Greetings,
I'm looking to craft a correlation that allows me to compare the results between two separate searches. Here's the use case:
For instance, maybe something along the lines of the logic below:
index=Threat_Intelligence
| table DomainName
| where DomainName IN [search index=DNS | table RequestedDomain]
FYI: The latest Threat Intelligence feeds are pulled every single morning and is updated within Splunk. I thought about using lookup tables or KV Store lookups, but we're pulling in several files each morning, 2 of which are close to 1GB in size. It looks like Splunk Cloud caps the event limit of these lookups to 10,000 events by default, and I've read to be cautious about increasing this limit.
Try something like this:
index=Threat_Intelligence OR index=DNS
| eval DomainName=coalesce(DomainName,RequestedDomain)
| stats dc(index) as indexes by DomainName
| where indexes=2
(This will list DomainNames which appear on both indexes)
Try something like this:
index=Threat_Intelligence OR index=DNS
| eval DomainName=coalesce(DomainName,RequestedDomain)
| stats dc(index) as indexes by DomainName
| where indexes=2
(This will list DomainNames which appear on both indexes)
Thank you, this works like a charm. I see the logic, essentially just checking to see if a particular domain exists in both indexes (Threat_Intelligence and DNS), which would indicate a hit.
Reading this again, I think you're looking for a subsearch. Something along these lines.
index=DNS
[| search index=Threat_Intelligence
| table DomainName
| rename DomainName as RequestedDomainName
| format]
| dedup RequestedDomainName
| table RequestedDomainName
So the subsearch returns a string like ((RequestedDomainName=IntelDomainName1) OR (RequestedDomainName="IntellDomainName2" etc etc)". Run the subsearch on its own and you'll see what it builds. This string gets applied to your DNS data as a filter.

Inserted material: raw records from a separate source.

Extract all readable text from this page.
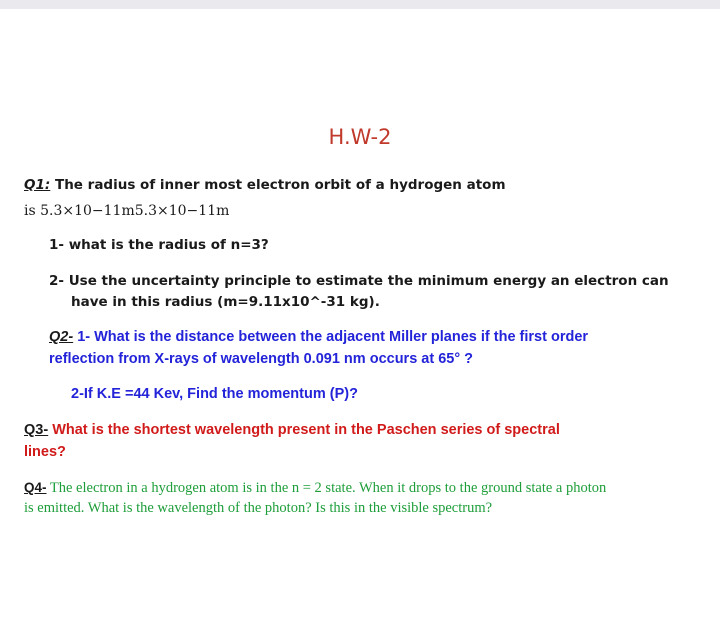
H.W-2
Q1: The radius of inner most electron orbit of a hydrogen atom
is 5.3×10−11m5.3×10−11m
1- what is the radius of n=3?
2- Use the uncertainty principle to estimate the minimum energy an electron can
have in this radius (m=9.11x10^-31 kg).
Q2- 1- What is the distance between the adjacent Miller planes if the first order
reflection from X-rays of wavelength 0.091 nm occurs at 65° ?
2-If K.E =44 Kev, Find the momentum (P)?
Q3- What is the shortest wavelength present in the Paschen series of spectral
lines?
Q4- The electron in a hydrogen atom is in the n = 2 state. When it drops to the ground state a photon
is emitted. What is the wavelength of the photon? Is this in the visible spectrum?
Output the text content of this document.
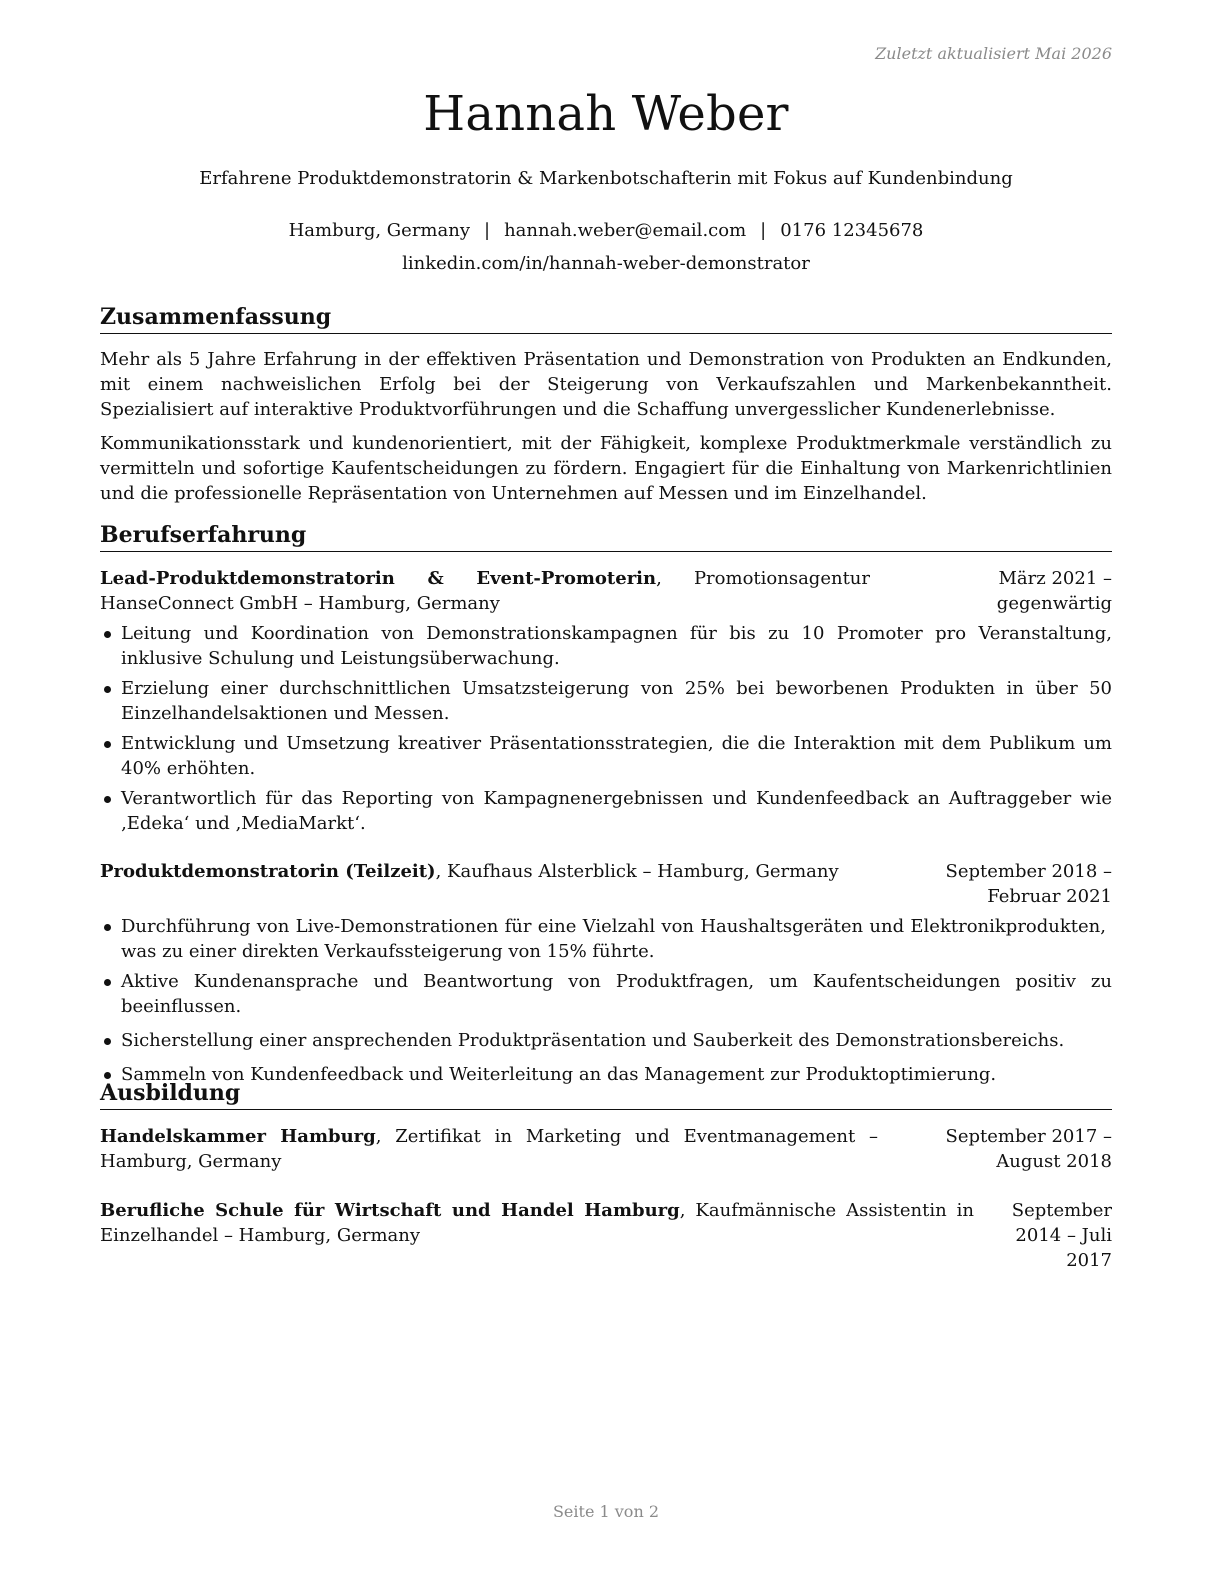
Zuletzt aktualisiert Mai 2026
Hannah Weber
Erfahrene Produktdemonstratorin & Markenbotschafterin mit Fokus auf Kundenbindung
Hamburg, Germany | hannah.weber@email.com | 0176 12345678
linkedin.com/in/hannah-weber-demonstrator
Zusammenfassung
Mehr als 5 Jahre Erfahrung in der effektiven Präsentation und Demonstration von Produkten an Endkunden, mit einem nachweislichen Erfolg bei der Steigerung von Verkaufszahlen und Markenbekanntheit. Spezialisiert auf interaktive Produktvorführungen und die Schaffung unvergesslicher Kundenerlebnisse.
Kommunikationsstark und kundenorientiert, mit der Fähigkeit, komplexe Produktmerkmale verständlich zu vermitteln und sofortige Kaufentscheidungen zu fördern. Engagiert für die Einhaltung von Markenrichtlinien und die professionelle Repräsentation von Unternehmen auf Messen und im Einzelhandel.
Berufserfahrung
Lead-Produktdemonstratorin & Event-Promoterin, Promotionsagentur HanseConnect GmbH – Hamburg, Germany
März 2021 – gegenwärtig
Leitung und Koordination von Demonstrationskampagnen für bis zu 10 Promoter pro Veranstaltung, inklusive Schulung und Leistungsüberwachung.
Erzielung einer durchschnittlichen Umsatzsteigerung von 25% bei beworbenen Produkten in über 50 Einzelhandelsaktionen und Messen.
Entwicklung und Umsetzung kreativer Präsentationsstrategien, die die Interaktion mit dem Publikum um 40% erhöhten.
Verantwortlich für das Reporting von Kampagnenergebnissen und Kundenfeedback an Auftraggeber wie ‚Edeka‘ und ‚MediaMarkt‘.
Produktdemonstratorin (Teilzeit), Kaufhaus Alsterblick – Hamburg, Germany	September 2018 – Februar 2021
Durchführung von Live-Demonstrationen für eine Vielzahl von Haushaltsgeräten und Elektronikprodukten, was zu einer direkten Verkaufssteigerung von 15% führte.
Aktive Kundenansprache und Beantwortung von Produktfragen, um Kaufentscheidungen positiv zu beeinflussen.
Sicherstellung einer ansprechenden Produktpräsentation und Sauberkeit des Demonstrationsbereichs.
Sammeln von Kundenfeedback und Weiterleitung an das Management zur Produktoptimierung.
Ausbildung
Handelskammer Hamburg, Zertifikat in Marketing und Eventmanagement – Hamburg, Germany
September 2017 – August 2018
Berufliche Schule für Wirtschaft und Handel Hamburg, Kaufmännische Assistentin in Einzelhandel – Hamburg, Germany
September 2014 – Juli 2017
Seite 1 von 2
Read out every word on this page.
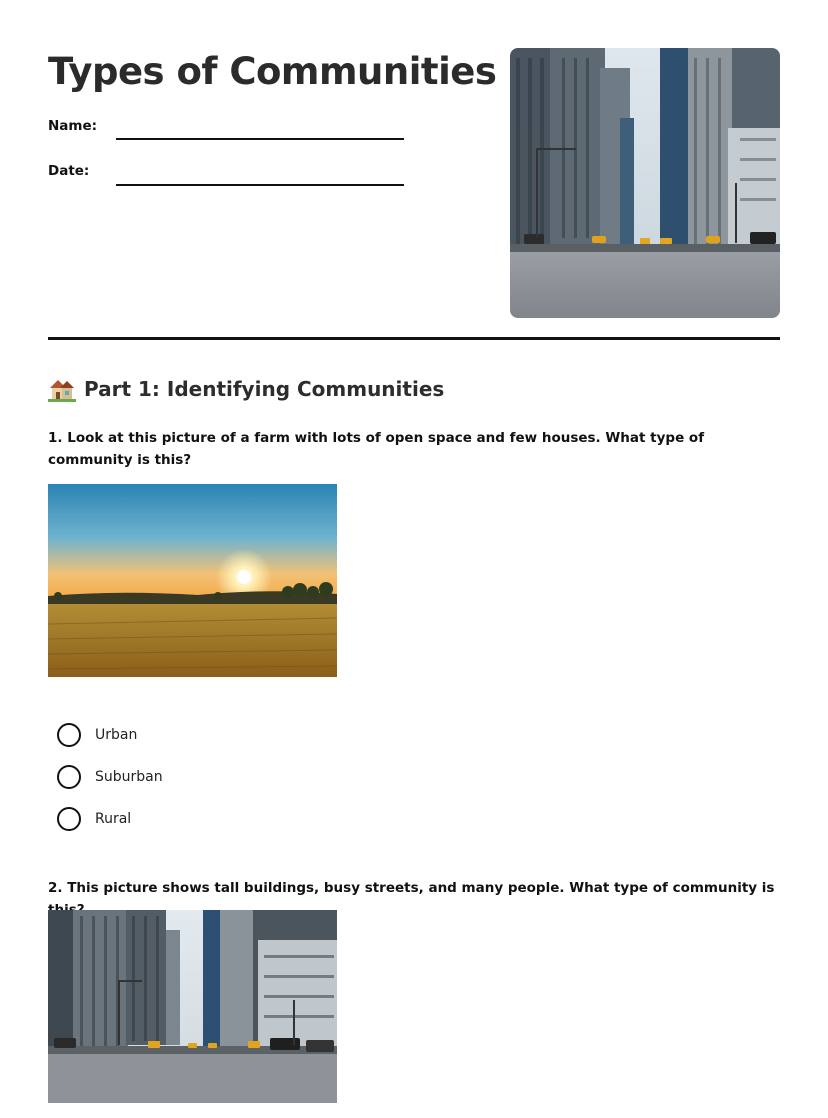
Types of Communities
Name:
Date:
Part 1: Identifying Communities

1. Look at this picture of a farm with lots of open space and few houses. What type of community is this?

Urban
Suburban
Rural

2. This picture shows tall buildings, busy streets, and many people. What type of community is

Leaving all the events in the DNS index which have domain names referenced in the Threat_Intelligence index.
Thank you, this appears to work well also. It's seems to be a little less efficient, but still gets the job done.
Thanks @avajax0 . I do agree my solution, isn't as as elegant as the one posted by @somesoni2 , but I think mine might actually have performance advantages. Suggesting this here in case anyone would like to comment. The way I see it, in my example, the subquery returns a filter list which is applied to the DNS index. DNS might potentially have thousand of host names and hopefully the threat intelligence index will only have a hand full. Therefore the subquery in my example could reduce the number of events fetched from the DNS index by an order of magnitude improving the overall performance of the query. "Filter as early as possible" is a best practice rule I've heard repeated often. Interested to hear any other opinions. Good luck!
Some example events from each index would be useful.